Overview

The goal of the Interpretability track is to encourage the development of techniques that provide insights into how state-of-the-art perception models make their decisions. Methods can be varied in nature, i.e. behavioral/black-box, mechanistic, or simply visualizations that explain why a model succeeds or fails at one or more Perception Test tasks.

How to participate

You can use any method you prefer, as long as it highlights convincingly how a model solves (or fails at solving) one or more tasks in the Perception Test.

You will be asked to submit a colab notebook demonstrating your explanations or predictions on example videos from the Perception Test benchmark, as well as a short tech report (max 2 pages) decribing the analysed models, how they were initially trained, and the methods used for interpretability and analysis.

Bonus points for works that leverage the different types of annotations in the Perception Test to design quantitative explainability methods, e.g. show correlations between saliency / attention maps produced when answering videoQAs and ground truth object tracks.

Perception Test tasks

In Perception Test, there are 132 unique questions in the multiple-choice videoQA dataset. Each question is applied to multiple videos (from 20 videos up to more than 1000 videos). We define as Perception Test task a videoQA and the videos it is applied to across train / valid / test splits of the benchmark.

A meaningful interpretability method should identify a pattern or explanation that applies to all or most of the videos within one or more tasks.

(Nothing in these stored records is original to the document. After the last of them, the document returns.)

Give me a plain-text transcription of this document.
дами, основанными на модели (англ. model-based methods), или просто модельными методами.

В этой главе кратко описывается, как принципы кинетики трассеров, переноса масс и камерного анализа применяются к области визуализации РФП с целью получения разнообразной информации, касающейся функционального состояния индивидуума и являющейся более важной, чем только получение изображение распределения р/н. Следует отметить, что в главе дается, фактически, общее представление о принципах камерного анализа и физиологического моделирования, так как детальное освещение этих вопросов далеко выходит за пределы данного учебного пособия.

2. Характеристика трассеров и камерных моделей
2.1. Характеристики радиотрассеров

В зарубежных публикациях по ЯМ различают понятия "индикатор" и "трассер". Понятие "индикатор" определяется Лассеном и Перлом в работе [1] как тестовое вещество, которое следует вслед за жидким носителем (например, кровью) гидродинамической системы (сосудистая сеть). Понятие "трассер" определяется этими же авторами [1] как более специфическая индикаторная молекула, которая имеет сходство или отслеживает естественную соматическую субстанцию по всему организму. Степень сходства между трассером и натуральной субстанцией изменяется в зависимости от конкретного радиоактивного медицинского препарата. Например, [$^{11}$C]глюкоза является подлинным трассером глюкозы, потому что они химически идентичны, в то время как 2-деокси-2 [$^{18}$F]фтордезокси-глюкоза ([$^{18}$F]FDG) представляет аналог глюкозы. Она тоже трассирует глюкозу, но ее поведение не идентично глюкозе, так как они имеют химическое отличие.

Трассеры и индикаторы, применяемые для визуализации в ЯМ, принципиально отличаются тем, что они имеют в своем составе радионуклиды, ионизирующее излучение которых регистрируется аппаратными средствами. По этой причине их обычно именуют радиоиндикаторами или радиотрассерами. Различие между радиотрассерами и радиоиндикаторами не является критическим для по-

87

Example of a Perception Test task

Question: "The person uses multiple similar objects to play an occlusion game. How many such objects does the person use?"

Options: a) 4 b) 2 c) 3

For this task, there are 116 (out of 2184) train, 305 (out of 5900) valid, and 189 (out of 3525) test videos; see example below. These videos also have ground truth annotations for object tracks, action segments, and sound segments that can be used to quantitatively prove that the model is paying attention to the relevant spatio-temporal regions in the frames.

Resources and Examples

We provide a starter kit with examples for generating visualizations on videos from the Perception Test, as well as some reference works that study LLMs or image VLMs, which might be applicable to video VLMs.

Featured at the top of this page is an example of a visualization using the ground truth object tracks overlaid with the visual attention from PerceptionLM using 4 frames as input. At intermediate layers, we can see where the model pays particular attention to (some of the cups, but also other areas!):

The figure above shows the maximum activations over all the layers overlaid on the video frames.

You can find this visualization in the PerceptionLM demo notebook linked below, which uses TransformerLens.

Suggested resources and ideas to explore (please ignore if not useful for your approach):

• PerceptionLM tutorial in PyTorch using Transformer Lens for visualizing attention maps overlaid on object bounding box tracks.

• Predict the accuracy of the model without labels, perhaps from some other signals in the model, e.g. confidence. This paper tries to do so for LLMs by training a meta-model on top of confidence scores.

• Use logit lens to analyze object hallucinations. E.g. These papers ([1], [2]) analyse image VLMs, attributing hallucinations to low confidence logit readouts and poor visual attention activity in early layers.

• Analyse the geometric distribution of attention as an indicator for how well models can do spatial reasoning; e.g. this paper ([3]) for image VLMs.

Judging Criteria and Timeline

Submissions will be evaluated single-blindedly by the organising team, considering the below criteria:

• Generality: How convincingly does the method explain the model behaviour across all videos in one or more Perception Test tasks? Does the method provide qualitative or quantitative results?
• Novelty: Does the proposed method bring new insights into understanding the strengths and failures of video VLMs?
• Clarity and reproducibility: Are the methods and results clearly described in the tech report and can they be easily reproduced when running the colab?

The timeline for this track follows the main challenge:

• September 1st: Interpretability track open for submissions
• October 6: Deadline for submissions (11:59pm AOE)
• October 10: Decision to participants

Upload your final colab notebook file and tech report to this Google Form.